Greater linkage between pharmacies

Alongside finding time to attend multidisciplinary team meetings, pharmacists need time to talk to each other ‘to better understand what we can each do and how that can be made to work most effectively for our local population.’

‘Research has shown that the single biggest indicator of outcomes is the relationship and trust that exists within team. We have to find the time for this because it is the thing that is most going to affect outcomes for patients and populations.’

A crucial aspect of better communication between pharmacies would be improved IT linkage to enhance information flow.

‘As well as thinking about some of the digital work we are involved in as organisations, we need to use digital to help build some of the time for us to meet together’, says Prof Soni. ‘It’s useful to be in the same physical space but sometimes just having a common environment will make that happen.’

Abolishing unhelpful distinctions between pharmacists roles

What is the difference between clinical and non-clinical pharmacists? Vanishingly small, according to Prof Soni.

‘Although there are some variations in terms of what they can do, all pharmacists are clinicians, wherever they work, and the use of differential language undermines perceptions of their skills and capabilities along with their relationship with patients.

‘It is a continuum and a blending of care we should be aiming to achieve rather than creating more silos. As a community pharmacist I am a generalist and that is a specialism in its own right and should be recognised as such.

‘One of the things I have talked about in the past is pharmacist-to-pharmacist referral.
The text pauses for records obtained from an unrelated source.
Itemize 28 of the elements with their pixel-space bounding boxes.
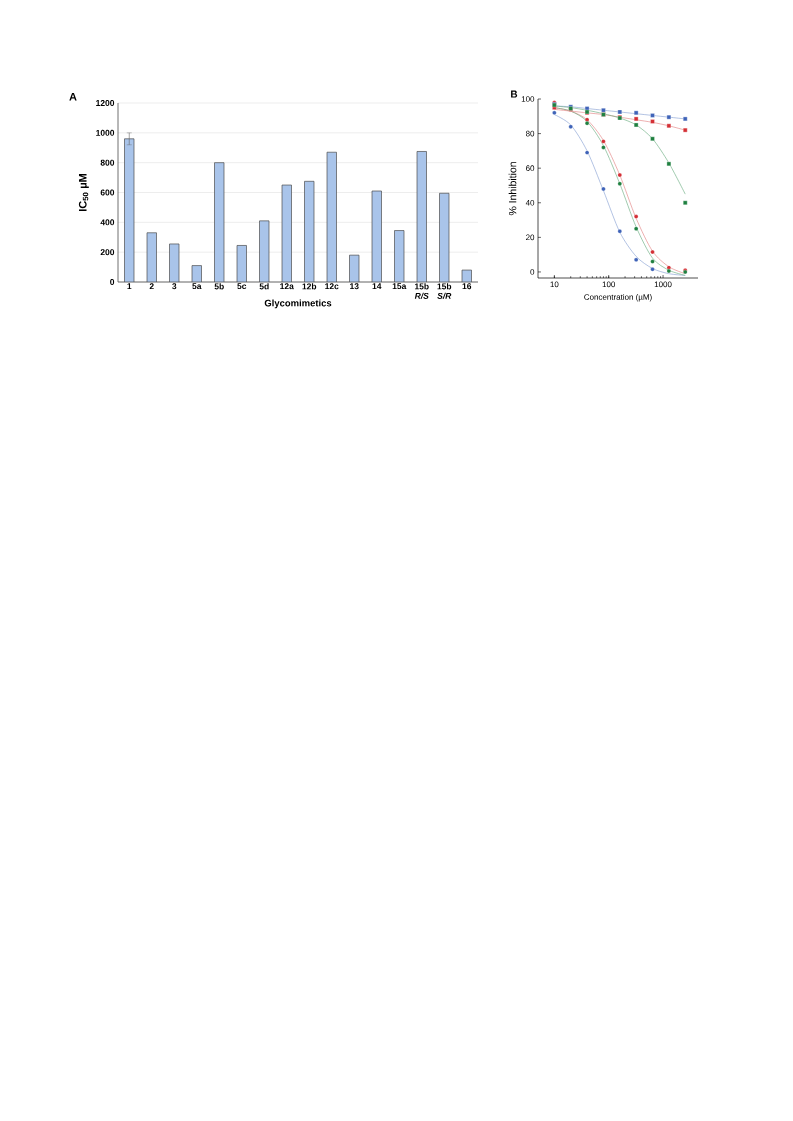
x-tick-label: 14 [372,283,382,290]
x-tick-label: 12c [325,283,339,290]
y-tick-label: 1000 [96,129,115,136]
x-tick-label: 15b R/S [414,283,429,299]
y-tick-label: 1200 [96,100,115,106]
x-tick-label: 13 [350,283,359,290]
x-tick-label: 1 [127,283,132,290]
y-axis-title: % Inhibition [508,162,517,216]
x-tick-label: 15a [392,283,407,290]
chart-title: A [69,92,77,101]
chart-title: B [511,90,518,98]
x-tick-label: 5b [214,283,224,290]
x-tick-label: 12b [302,283,317,290]
y-axis-title: IC$_{50}$ µM [78,174,89,212]
x-tick-label: 5c [237,283,247,290]
x-tick-label: 5a [192,283,202,290]
y-tick-label: 400 [100,219,115,226]
y-tick-label: 600 [100,189,115,196]
x-axis-title: Glycomimetics [264,299,332,309]
x-tick-label: 2 [149,283,154,290]
x-tick-label: 12a [280,283,294,290]
y-tick-label: 800 [100,159,115,166]
x-tick-label: 5d [259,283,269,290]
y-tick-label: 200 [100,249,115,256]
x-tick-label: 15b S/R [437,283,452,299]
x-tick-label: 16 [462,283,472,290]
y-tick-label: 0 [110,279,115,285]
x-tick-label: 3 [172,283,177,290]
I may not have the depth of knowledge that some of my more specialist colleagues have but it is about putting my knowledge to use and then referring on through pathways to someone who has the skills and knowledge to be able to provide what is needed for a particular patient.’
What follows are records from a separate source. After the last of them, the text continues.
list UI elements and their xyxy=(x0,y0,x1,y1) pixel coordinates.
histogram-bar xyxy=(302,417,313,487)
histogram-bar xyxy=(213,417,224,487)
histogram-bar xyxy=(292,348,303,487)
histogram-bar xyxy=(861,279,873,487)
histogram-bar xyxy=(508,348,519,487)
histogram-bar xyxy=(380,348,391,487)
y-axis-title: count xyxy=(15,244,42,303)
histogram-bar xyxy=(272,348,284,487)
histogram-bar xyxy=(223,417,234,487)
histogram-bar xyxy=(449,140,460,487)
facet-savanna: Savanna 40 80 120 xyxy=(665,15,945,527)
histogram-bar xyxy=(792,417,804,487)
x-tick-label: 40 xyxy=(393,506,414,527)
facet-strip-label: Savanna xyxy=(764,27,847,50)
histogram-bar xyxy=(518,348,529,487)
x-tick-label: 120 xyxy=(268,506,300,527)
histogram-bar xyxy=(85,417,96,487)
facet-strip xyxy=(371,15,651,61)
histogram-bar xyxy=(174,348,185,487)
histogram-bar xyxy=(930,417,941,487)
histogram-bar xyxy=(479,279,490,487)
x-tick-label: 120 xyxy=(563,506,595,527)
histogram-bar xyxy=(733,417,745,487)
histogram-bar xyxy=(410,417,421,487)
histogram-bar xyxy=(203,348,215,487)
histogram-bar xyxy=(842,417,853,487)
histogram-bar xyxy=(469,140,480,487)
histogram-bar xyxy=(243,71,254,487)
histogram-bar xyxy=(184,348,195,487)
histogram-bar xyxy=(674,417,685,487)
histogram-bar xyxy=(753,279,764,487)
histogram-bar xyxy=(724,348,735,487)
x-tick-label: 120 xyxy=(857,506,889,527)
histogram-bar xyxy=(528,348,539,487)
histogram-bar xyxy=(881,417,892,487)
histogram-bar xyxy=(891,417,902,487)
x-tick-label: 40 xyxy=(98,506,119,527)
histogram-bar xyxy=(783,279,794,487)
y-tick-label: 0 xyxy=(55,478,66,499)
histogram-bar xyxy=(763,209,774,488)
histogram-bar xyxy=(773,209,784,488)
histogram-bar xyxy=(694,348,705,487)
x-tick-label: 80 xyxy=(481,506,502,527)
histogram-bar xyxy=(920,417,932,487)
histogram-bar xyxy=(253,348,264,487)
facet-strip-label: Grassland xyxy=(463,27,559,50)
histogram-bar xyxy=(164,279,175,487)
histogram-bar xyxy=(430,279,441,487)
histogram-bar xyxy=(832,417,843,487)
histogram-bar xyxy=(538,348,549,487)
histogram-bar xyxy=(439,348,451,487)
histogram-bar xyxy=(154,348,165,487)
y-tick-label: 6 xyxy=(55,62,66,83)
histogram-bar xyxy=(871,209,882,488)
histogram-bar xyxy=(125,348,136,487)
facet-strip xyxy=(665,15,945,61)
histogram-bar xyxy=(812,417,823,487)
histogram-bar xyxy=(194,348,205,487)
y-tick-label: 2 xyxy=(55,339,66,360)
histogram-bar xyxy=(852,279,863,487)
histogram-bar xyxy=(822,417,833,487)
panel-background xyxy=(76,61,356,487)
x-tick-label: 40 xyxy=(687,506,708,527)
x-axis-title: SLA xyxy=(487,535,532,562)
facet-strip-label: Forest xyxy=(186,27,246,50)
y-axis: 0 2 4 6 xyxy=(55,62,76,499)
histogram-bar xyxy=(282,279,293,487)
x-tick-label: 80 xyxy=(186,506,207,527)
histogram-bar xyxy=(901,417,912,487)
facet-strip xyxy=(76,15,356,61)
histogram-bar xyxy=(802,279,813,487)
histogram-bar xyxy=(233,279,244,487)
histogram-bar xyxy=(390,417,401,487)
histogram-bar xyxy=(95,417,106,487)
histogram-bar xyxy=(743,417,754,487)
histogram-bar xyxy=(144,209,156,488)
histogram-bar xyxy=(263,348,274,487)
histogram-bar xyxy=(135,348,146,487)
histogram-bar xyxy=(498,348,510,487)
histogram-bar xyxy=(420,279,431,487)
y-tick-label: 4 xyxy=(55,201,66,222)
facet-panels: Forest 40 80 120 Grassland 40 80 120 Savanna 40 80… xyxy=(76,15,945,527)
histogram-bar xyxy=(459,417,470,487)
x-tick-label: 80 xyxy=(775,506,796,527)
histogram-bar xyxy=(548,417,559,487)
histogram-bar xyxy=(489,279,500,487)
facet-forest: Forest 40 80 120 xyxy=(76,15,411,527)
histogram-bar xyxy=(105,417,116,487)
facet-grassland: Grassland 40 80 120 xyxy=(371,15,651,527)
Getting the ‘business’ issue out of the way

One of the perceived barriers to a perception of community pharmacists as patient-focused clinicians is their status as independent business people, whose premises are often owned by profit-motivated commercial conglomerates.

This is an issue Ash Soni feels passionate about. ‘I might work in a private pharmacy, whether it is my own or owned by a big company,’ he explains, ‘but I am a pharmacist and I am there with my professional head on to provide the best care to individuals, regardless of anything else.
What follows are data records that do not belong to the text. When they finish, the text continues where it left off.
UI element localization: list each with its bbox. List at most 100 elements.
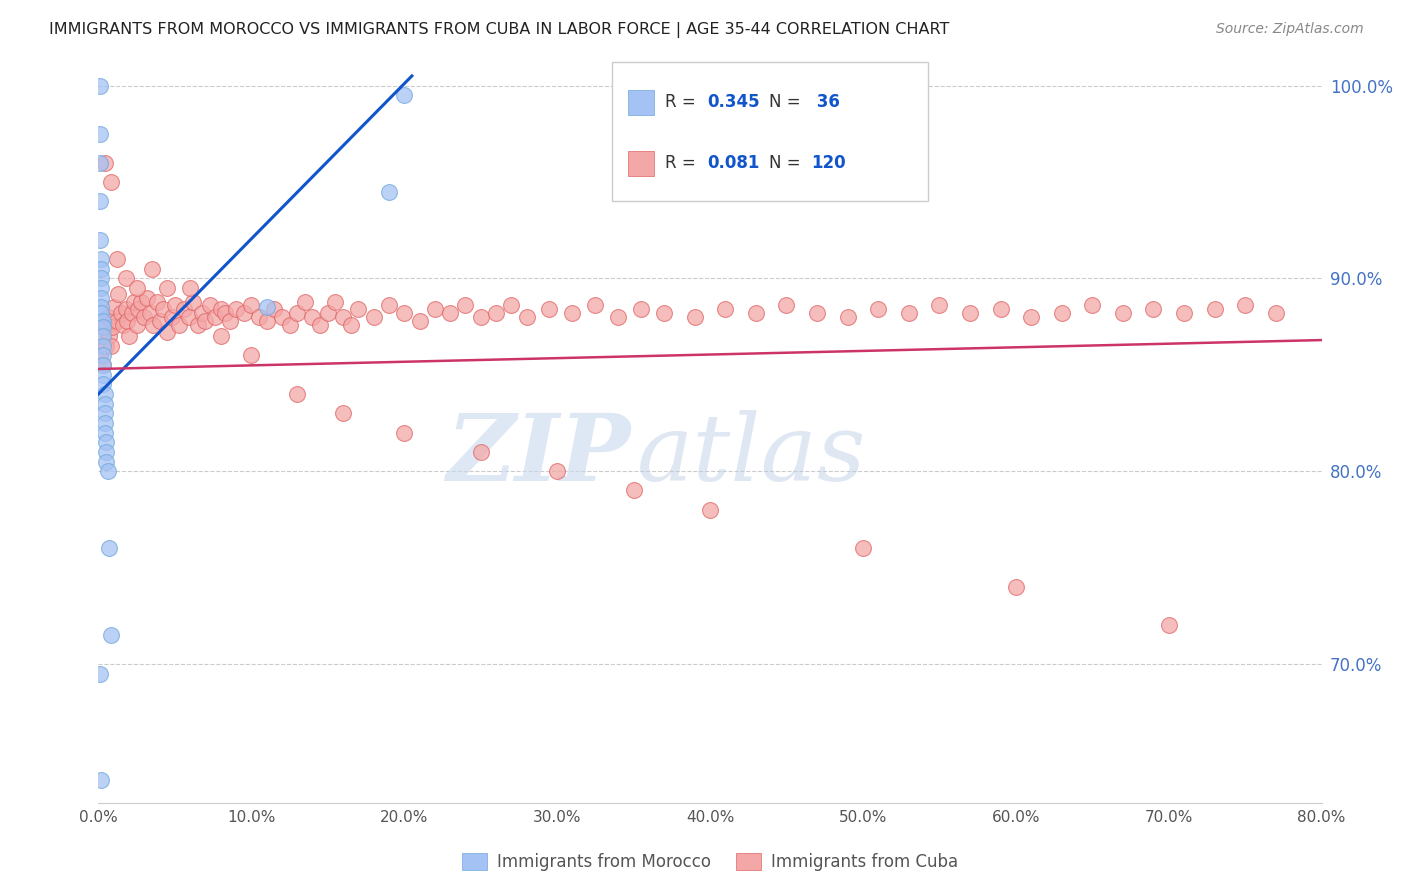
Text: R =: R = [665,94,702,112]
Point [285,387,308,401]
Point [156,281,179,295]
Point [90,281,112,295]
Point [219,314,242,328]
Point [1004,580,1026,594]
Point [209,302,232,317]
Text: N =: N = [769,154,806,172]
Point [470,310,492,324]
Point [1019,310,1042,324]
Point [93,416,115,430]
Point [89,155,111,169]
Point [111,318,134,332]
Point [270,310,292,324]
Point [91,339,114,353]
Point [240,298,263,312]
Point [156,326,179,340]
Point [990,302,1012,317]
Point [101,319,124,334]
Point [423,302,446,317]
Point [179,281,201,295]
Point [93,425,115,440]
Point [90,329,112,343]
Point [897,306,920,320]
Point [90,252,112,266]
Point [806,306,828,320]
Point [89,349,111,363]
Point [652,306,675,320]
Point [90,772,112,787]
Point [93,387,115,401]
Point [169,318,191,332]
Text: 0.081: 0.081 [707,154,759,172]
Point [325,294,347,309]
Point [122,294,145,309]
Point [538,302,561,317]
Point [837,310,859,324]
Point [125,281,148,295]
Point [129,294,152,309]
Point [339,318,361,332]
Point [91,358,114,372]
Point [136,291,159,305]
Point [91,319,114,334]
Point [125,318,148,332]
Point [745,306,768,320]
Point [198,298,221,312]
Point [1050,306,1073,320]
Point [91,368,114,382]
Point [93,155,115,169]
Point [959,306,981,320]
Point [347,302,370,317]
Point [378,185,401,199]
Point [149,314,172,328]
Point [868,302,890,317]
Text: 0.345: 0.345 [707,94,759,112]
Point [89,78,111,93]
Point [89,127,111,141]
Point [142,318,165,332]
Point [408,314,430,328]
Point [485,306,508,320]
Point [94,454,117,468]
Point [247,310,270,324]
Point [121,306,143,320]
Point [501,298,523,312]
Point [583,298,606,312]
Point [1081,298,1104,312]
Point [309,318,332,332]
Point [91,377,114,392]
Point [89,233,111,247]
Point [93,397,115,411]
Point [89,194,111,209]
Point [454,298,477,312]
Point [294,294,316,309]
Point [89,666,111,681]
Point [256,314,278,328]
Point [714,302,737,317]
Point [100,339,122,353]
Point [98,541,121,556]
Point [110,306,132,320]
Point [225,302,247,317]
Point [285,306,308,320]
Point [94,339,117,353]
Point [145,294,167,309]
Point [105,314,128,328]
Point [91,329,114,343]
Point [263,302,285,317]
Point [134,310,156,324]
Point [100,628,122,642]
Point [91,314,114,328]
Point [392,306,416,320]
Point [160,310,183,324]
Point [240,349,263,363]
Point [93,406,115,420]
Point [439,306,461,320]
Text: N =: N = [769,94,806,112]
Point [232,306,254,320]
Point [191,306,214,320]
Text: R =: R = [665,154,702,172]
Text: IMMIGRANTS FROM MOROCCO VS IMMIGRANTS FROM CUBA IN LABOR FORCE | AGE 35-44 CORRE: IMMIGRANTS FROM MOROCCO VS IMMIGRANTS FR… [49,22,949,38]
Point [90,271,112,285]
Point [93,319,115,334]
‘I am not going to turn round and say: “I don’t care what’s wrong with you – I am going to sell you this because my company tells me I have got to.” That is not the way I operate – none of us do because we are professionals.

‘One of the positive things that came out of the pandemic was a changing perception of pharmacies from somewhere that sells me something, to someone that provides me with professional advice.

‘I think that we within the health system still hang on to some of the language and behaviours around pharmacy that the public themselves have started to move away from.’

The value of pharmacists in integrated neighbourhood teams

A key distinction between community pharmacies and other healthcare settings, according to Prof Soni, is this: you don’t walk into a doctor’s surgery and say: ‘I am well today, what are you going to do for me?’

‘Whereas’ says Prof Soni ‘you can walk into a pharmacy for something completely unassociated with health and end up having a conversation about your health.

‘You might be walking into what is considered a retail space, but you are going to see a clinician who can provide you with help and support and direct you to the most appropriate place to meet your health needs.

‘The ultimate goal is to have community pharmacies recognised as part of fully integrated teams that work together to serve the needs of a local population, delivering the best quality care and supporting their health and wellbeing.’